SULLIVAN COUNTY –– Legislators awarded the first round of 2022 Plans and Progress grants, which totaled $54,100, at a special meeting on Thursday. The Plans and Progress Program provides …
SULLIVAN COUNTY –– Legislators awarded the first round of 2022 Plans and Progress grants, which totaled $54,100, at a special meeting on Thursday.
The Plans and Progress Program provides grants of up to $10,000 to assist local municipalities, community groups, and not-for-profit organizations throughout Sullivan County with projects related to tourism, community and economic development, image enhancement, trails development, health improvement, agricultural and farmland protection, and other community goals.
The six round one recipients were: The North American Cultural Laboratory (NACL) in the Town of Highland ($10,000 for winterizing its theater for year-round use); The Delaware Company in the Town of Highland ($10,000 to support the Festival of Founding Fish: Upper Delaware Shadfest 2022, which will take place May 20-22);
WJFF Radio Catskill in the Town of Liberty ($5,500 to install a microwave studio to transmitter link); the Town of Fallsburg ($8,600 for Hometown Heroes banners honoring active duty and veteran members of the U.S. Armed Forces); the Town of Thompson ($10,000 to create public access to the Neversink River in Bridgeville); and Nesin Cultural Arts in the Village of Monticello ($10,000 for a Professional Art Show & Nutcracker Holiday Family Concert, both free to the public).
The Division of Planning is accepting applications for the remaining $45,900 of program funds until 4 p.m. on May 6. Completed applications may be submitted electronically or delivered to the Division of Planning & Community Development, County Government Center, 100 North Street, Monticello, NY 12701. Applications will be accepted until all funds are committed.
Applicants are encouraged to discuss any projects with the Division of Planning and Community Development prior to applying.
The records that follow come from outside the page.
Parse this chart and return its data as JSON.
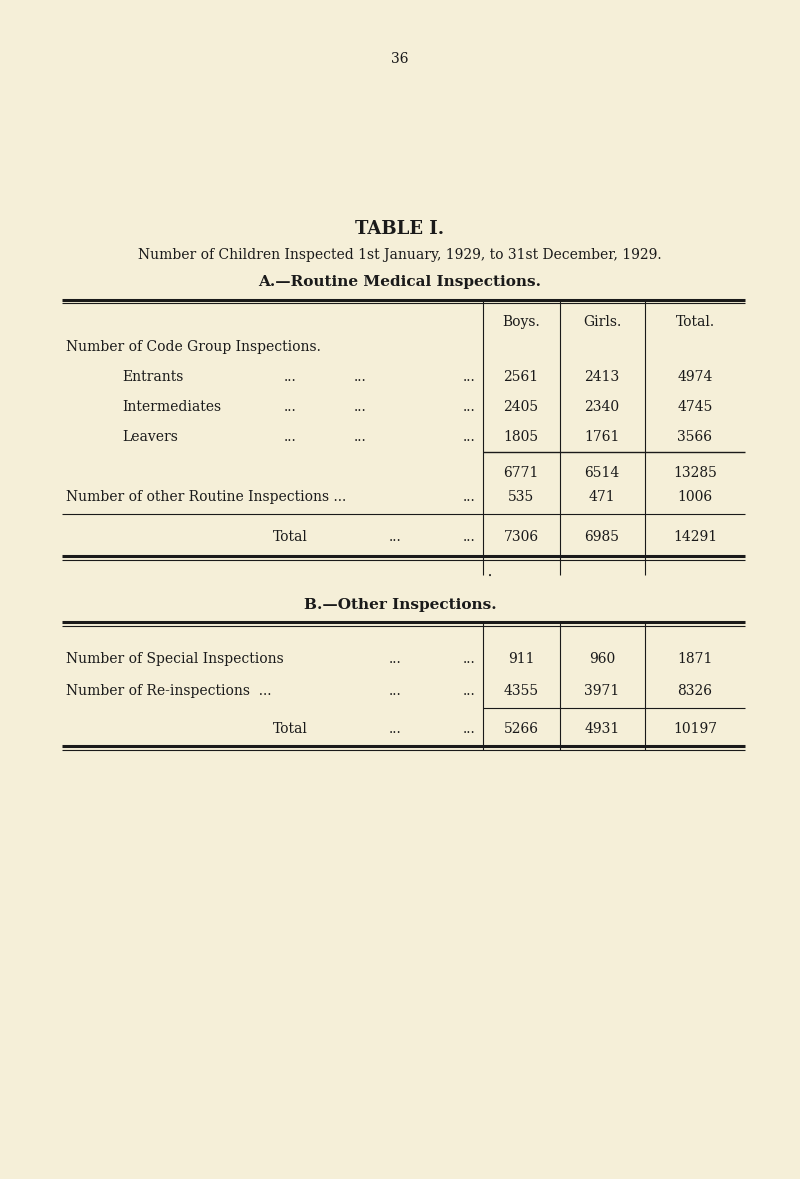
{
  "page_number": "36",
  "title": "TABLE I.",
  "subtitle": "Number of Children Inspected 1st January, 1929, to 31st December, 1929.",
  "section_a_title": "A.—Routine Medical Inspections.",
  "section_b_title": "B.—Other Inspections.",
  "col_headers": [
    "Boys.",
    "Girls.",
    "Total."
  ],
  "section_a": {
    "header_label": "Number of Code Group Inspections.",
    "rows": [
      {
        "label": "Entrants",
        "boys": "2561",
        "girls": "2413",
        "total": "4974"
      },
      {
        "label": "Intermediates",
        "boys": "2405",
        "girls": "2340",
        "total": "4745"
      },
      {
        "label": "Leavers",
        "boys": "1805",
        "girls": "1761",
        "total": "3566"
      }
    ],
    "subtotal": {
      "boys": "6771",
      "girls": "6514",
      "total": "13285"
    },
    "other_row": {
      "label": "Number of other Routine Inspections ...",
      "boys": "535",
      "girls": "471",
      "total": "1006"
    },
    "total_row": {
      "label": "Total",
      "boys": "7306",
      "girls": "6985",
      "total": "14291"
    }
  },
  "section_b": {
    "rows": [
      {
        "label": "Number of Special Inspections",
        "boys": "911",
        "girls": "960",
        "total": "1871"
      },
      {
        "label": "Number of Re-inspections  ...",
        "boys": "4355",
        "girls": "3971",
        "total": "8326"
      }
    ],
    "total_row": {
      "label": "Total",
      "boys": "5266",
      "girls": "4931",
      "total": "10197"
    }
  },
  "bg_color": "#f5efd8",
  "text_color": "#1a1a1a",
  "line_color": "#1a1a1a",
  "fs_title": 13,
  "fs_subtitle": 10,
  "fs_section": 11,
  "fs_body": 10,
  "fs_page": 10
}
Staff is available to answer questions and to assist potential applicants with project development and applications. The program guidelines and application form are available on the County website at SullivanNY.us.
For more information, contact Planning@sullivanny.us, or call (845) 807-0527.
Main Street Communications has been chosen by the Legislature to review census data and provide three options for redistricting.
Legislators approved the resolution introduced by Chairman Rob Doherty and Legislator/Minority Leader Ira Steingart, authorizing a $25,000 contract with Main Street Communications for the aforementioned services.
The County had put out a Request for Proposal, and received five submissions before making their decision.
Doherty noted that Main Street Communications was who the County used to develop their redistricting maps the last two times it was done.
Main Street Communications will come and talk with legislators in the near future, and when the redistricting scenarios are created, Doherty said all three options will be put out and discussed in public.
County Coroner Albee Bockman told legislators on Thursday that their office received 26 calls for the month of March. They performed 10 autopsies, five of which were determined to be overdose deaths, representing 20 percent of last month’s County deaths.
In 2021, Bockman reports the Coroner’s office answered 296 calls and performed 136 autopsies. Forty-two of the 296 deaths for the year were overdose deaths.
“Fifteen percent of all the deaths in Sullivan County for the year 2021, you can attribute to the opioid crisis that we have,” said Bockman.
Captain Reva Navarro, New York State Police Troop F Zone Commander, told legislators that the number of DWIs continue to increase.
“I believe it’s a huge safety concern,” she said. “Everyday these troopers are out there arresting those under the influence of both alcohol and drugs.
“The other increase is in vehicle pursuits, whether it’s due to bail reform, or different legislative issues, we see more operators running from the police and not stopping,” she continued. “So we’ve had ... I believe it was a 161 percent increase throughout the entire troop.”
Legislators began Thursday’s slate of meetings with a proclamation in honor of National Public Safety Telecommunicator Week.
Legislator Nicholas Salomone, who chairs the Public Safety and Law Enforcement Committee, said, “Many times we forget the 911 operator or telecommunications are the frontline. The call they get, how they interpret it and how they dispatch the vehicles can mean life or death.”